Mr Johnson is a good promoter. No doubt about that, and a string of fundings has been completed to prove it. At Claridges he managed to give a very upbeat talk without once mentioning the Petrex acquisition in South Africa which cost his company C$67 million about a year ago. For this it purchased the Golden Reefs mines on the Witwatersrand as well as eight production shafts and a mill which produced 146,000 ounces of gold in the year to end June 2002 at a cash cost of US$194/ounce according to Canadian stockbrokers Loewen, Ondaatje, McCutcheon. Based on an independently audited 10 year mine plan, the mine is projected to produce an average of 185,000 ounces of gold per year with operating cash costs estimated at approximately US$185 per ounce. With some expansion here and there, plus mining slightly higher grade material , it is now expected to be producing at a rate of 200,000 ounces/annum by the end of this year.

Then was then and now is now and there seems little doubt that the strength of the rand in the intervening period has injected a bit of pain into the proceedings, currency put options notwithstanding.. Nevertheless the additional production means that Bema has been able to forecast 300,000 ozs for next year from South Africa and the Julietta gold mine in Russia at an average price of US$200/oz. In addition to this there is the Refugio mine in Chile which is jointly owned with Kinross. This may be restarted towards the end of 2004 and it would add a further 115,000 ounces to Bema’s annual production, but at a high cost. The same goes for the Cerro Casale deposit in Chile where Bema has a 24 per cent interest. If Placer Dome decides to go ahead with it, more high cost ounces will be added to Bema’s production portfolio.

This is the crux of the matter. Bema has to decide if it wants to be a high cost, or a low cost producer which is where the Kupol gold project comes into play. A 75 per cent interest was acquired shortly after the South African deal and it is up in Chukotka near Julietta. Kupol hosts a large epithermal gold and silver vein system that is up to 30 metres wide with significant values over a true width of up to 15 metres and Canaccord believes that it has all the earmarks of a world class deposit. The latest drilling results confirmed the continuing high grade gold mineralization over 3.1 kilometres of drilled strike length and to a depth of at least 300 metres. Grades as high as 35.56 g/t gold and 865.51 g/t silver over 9.6 metres were encountered.

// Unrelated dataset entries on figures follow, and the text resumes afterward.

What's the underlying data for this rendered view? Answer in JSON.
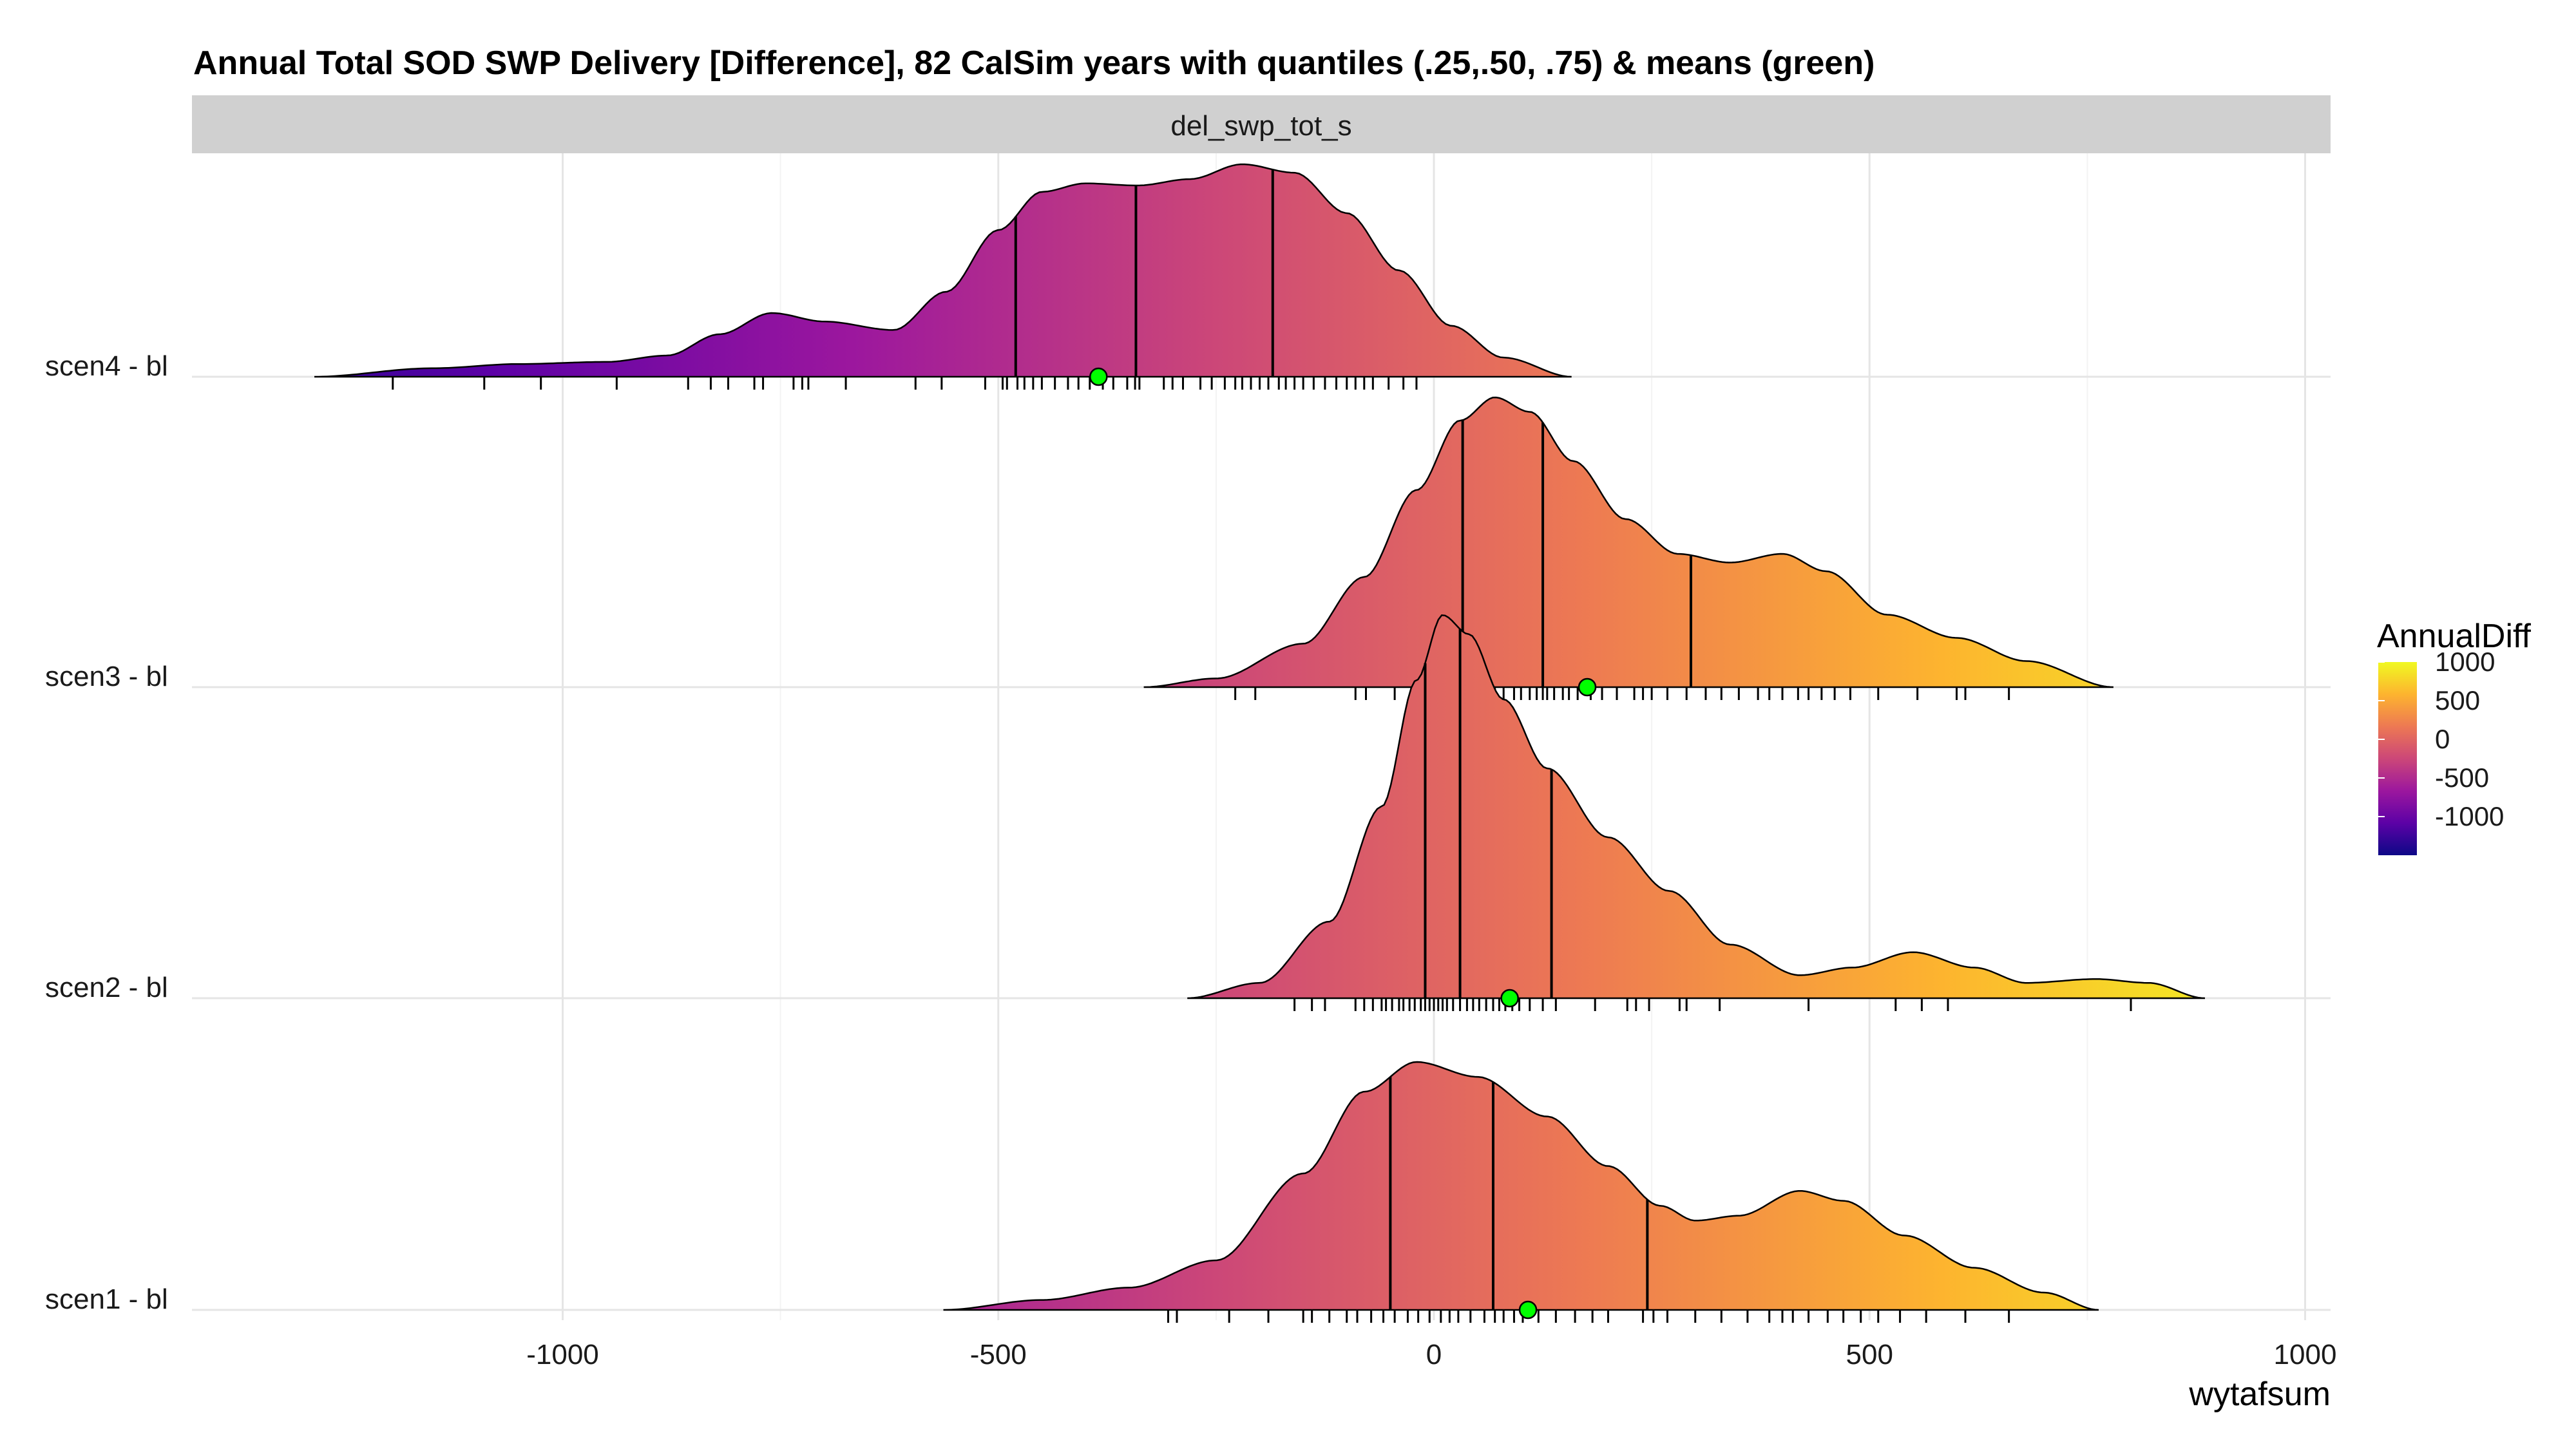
{
  "chart_data": {
    "type": "ridgeline",
    "title": "Annual Total SOD SWP Delivery [Difference], 82 CalSim years with quantiles (.25,.50, .75) & means (green)",
    "facet": "del_swp_tot_s",
    "xlabel": "wytafsum",
    "ylabel": "",
    "xlim": [
      -1000,
      1000
    ],
    "x_ticks": [
      "-1000",
      "-500",
      "0",
      "500",
      "1000"
    ],
    "grid": true,
    "legend": {
      "title": "AnnualDiff",
      "position": "right",
      "labels": [
        "1000",
        "500",
        "0",
        "-500",
        "-1000"
      ],
      "colors": [
        "#0d0887",
        "#5c01a6",
        "#9c179e",
        "#cc4778",
        "#ed7953",
        "#fdb42f",
        "#f0f921"
      ]
    },
    "mean_color": "#00ff00",
    "series": [
      {
        "name": "scen4 - bl",
        "range": [
          -1285,
          158
        ],
        "density": [
          [
            -1285,
            0.0
          ],
          [
            -1150,
            0.04
          ],
          [
            -1050,
            0.06
          ],
          [
            -950,
            0.07
          ],
          [
            -880,
            0.1
          ],
          [
            -820,
            0.2
          ],
          [
            -760,
            0.3
          ],
          [
            -700,
            0.26
          ],
          [
            -620,
            0.22
          ],
          [
            -560,
            0.4
          ],
          [
            -500,
            0.69
          ],
          [
            -450,
            0.87
          ],
          [
            -400,
            0.91
          ],
          [
            -340,
            0.9
          ],
          [
            -280,
            0.93
          ],
          [
            -220,
            1.0
          ],
          [
            -160,
            0.96
          ],
          [
            -100,
            0.77
          ],
          [
            -40,
            0.5
          ],
          [
            20,
            0.24
          ],
          [
            80,
            0.09
          ],
          [
            158,
            0.0
          ]
        ],
        "quantiles": [
          -480,
          -342,
          -185
        ],
        "mean": -385,
        "rug": [
          -1195,
          -1090,
          -1025,
          -938,
          -856,
          -830,
          -810,
          -780,
          -770,
          -735,
          -725,
          -718,
          -675,
          -595,
          -565,
          -515,
          -495,
          -490,
          -478,
          -470,
          -460,
          -450,
          -435,
          -420,
          -408,
          -395,
          -380,
          -368,
          -352,
          -343,
          -338,
          -310,
          -300,
          -288,
          -268,
          -255,
          -240,
          -228,
          -220,
          -210,
          -200,
          -190,
          -178,
          -170,
          -160,
          -150,
          -138,
          -125,
          -112,
          -100,
          -90,
          -80,
          -70,
          -52,
          -35,
          -20
        ]
      },
      {
        "name": "scen3 - bl",
        "range": [
          -333,
          780
        ],
        "density": [
          [
            -333,
            0.0
          ],
          [
            -250,
            0.03
          ],
          [
            -150,
            0.15
          ],
          [
            -80,
            0.38
          ],
          [
            -20,
            0.68
          ],
          [
            30,
            0.92
          ],
          [
            70,
            1.0
          ],
          [
            110,
            0.95
          ],
          [
            160,
            0.78
          ],
          [
            220,
            0.58
          ],
          [
            280,
            0.46
          ],
          [
            340,
            0.43
          ],
          [
            400,
            0.46
          ],
          [
            450,
            0.4
          ],
          [
            520,
            0.25
          ],
          [
            600,
            0.17
          ],
          [
            680,
            0.09
          ],
          [
            780,
            0.0
          ]
        ],
        "quantiles": [
          33,
          125,
          295
        ],
        "mean": 176,
        "rug": [
          -228,
          -205,
          -90,
          -78,
          -45,
          -25,
          -5,
          12,
          22,
          45,
          62,
          70,
          80,
          92,
          100,
          110,
          118,
          125,
          130,
          138,
          148,
          155,
          165,
          180,
          193,
          210,
          230,
          240,
          250,
          268,
          290,
          312,
          330,
          350,
          372,
          385,
          400,
          418,
          430,
          445,
          460,
          478,
          510,
          555,
          600,
          610,
          660
        ]
      },
      {
        "name": "scen2 - bl",
        "range": [
          -283,
          885
        ],
        "density": [
          [
            -283,
            0.0
          ],
          [
            -200,
            0.04
          ],
          [
            -120,
            0.2
          ],
          [
            -60,
            0.5
          ],
          [
            -20,
            0.83
          ],
          [
            10,
            1.0
          ],
          [
            40,
            0.95
          ],
          [
            80,
            0.78
          ],
          [
            130,
            0.6
          ],
          [
            200,
            0.42
          ],
          [
            270,
            0.28
          ],
          [
            340,
            0.14
          ],
          [
            420,
            0.06
          ],
          [
            480,
            0.08
          ],
          [
            550,
            0.12
          ],
          [
            620,
            0.08
          ],
          [
            680,
            0.04
          ],
          [
            760,
            0.05
          ],
          [
            820,
            0.04
          ],
          [
            885,
            0.0
          ]
        ],
        "quantiles": [
          -10,
          30,
          135
        ],
        "mean": 87,
        "rug": [
          -160,
          -140,
          -125,
          -90,
          -80,
          -70,
          -60,
          -55,
          -48,
          -40,
          -35,
          -28,
          -22,
          -15,
          -10,
          -5,
          0,
          5,
          10,
          15,
          22,
          30,
          38,
          45,
          52,
          60,
          68,
          75,
          82,
          90,
          98,
          110,
          125,
          140,
          185,
          222,
          232,
          247,
          282,
          290,
          328,
          430,
          530,
          560,
          590,
          800
        ]
      },
      {
        "name": "scen1 - bl",
        "range": [
          -563,
          763
        ],
        "density": [
          [
            -563,
            0.0
          ],
          [
            -450,
            0.04
          ],
          [
            -350,
            0.09
          ],
          [
            -250,
            0.2
          ],
          [
            -150,
            0.55
          ],
          [
            -80,
            0.88
          ],
          [
            -20,
            1.0
          ],
          [
            50,
            0.94
          ],
          [
            130,
            0.78
          ],
          [
            200,
            0.58
          ],
          [
            260,
            0.42
          ],
          [
            300,
            0.36
          ],
          [
            350,
            0.38
          ],
          [
            420,
            0.48
          ],
          [
            470,
            0.44
          ],
          [
            540,
            0.3
          ],
          [
            620,
            0.17
          ],
          [
            700,
            0.07
          ],
          [
            763,
            0.0
          ]
        ],
        "quantiles": [
          -50,
          68,
          245
        ],
        "mean": 108,
        "rug": [
          -305,
          -295,
          -235,
          -190,
          -150,
          -140,
          -120,
          -100,
          -88,
          -72,
          -58,
          -45,
          -30,
          -18,
          -5,
          8,
          18,
          28,
          42,
          58,
          70,
          80,
          92,
          102,
          120,
          140,
          162,
          182,
          200,
          240,
          252,
          268,
          300,
          330,
          360,
          385,
          400,
          412,
          430,
          452,
          470,
          490,
          510,
          535,
          565,
          610,
          660
        ]
      }
    ]
  }
}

Opinion is hardening that this may be a 10 million ounce deposit. More will be known in January when an initial resource estimate is published. It would then be possible to move to pre-feasibility in short order and on to a bankable feasibility study within 12 months. Obviously it will be a low cost open pit operation and Clive Johnson has said that that it could be in production by 2007 at a rate of between 700,000 and 1 million ozs of gold a year. This would mean mining around 900,000 tonnes/annum of the high grade ore in the North Zone and Big Bend regions and the capital cost of developing the mine would be around US$200 million. The amazing thing is that net of silver credits the gold would be produced at a cost of virtually zero. It is difficult to find a simpler and better story than that, so more is the pity that Mr Johnson chose not to let his London team explain it to the Minesite audience. It would have also given them a chance to introduce themselves.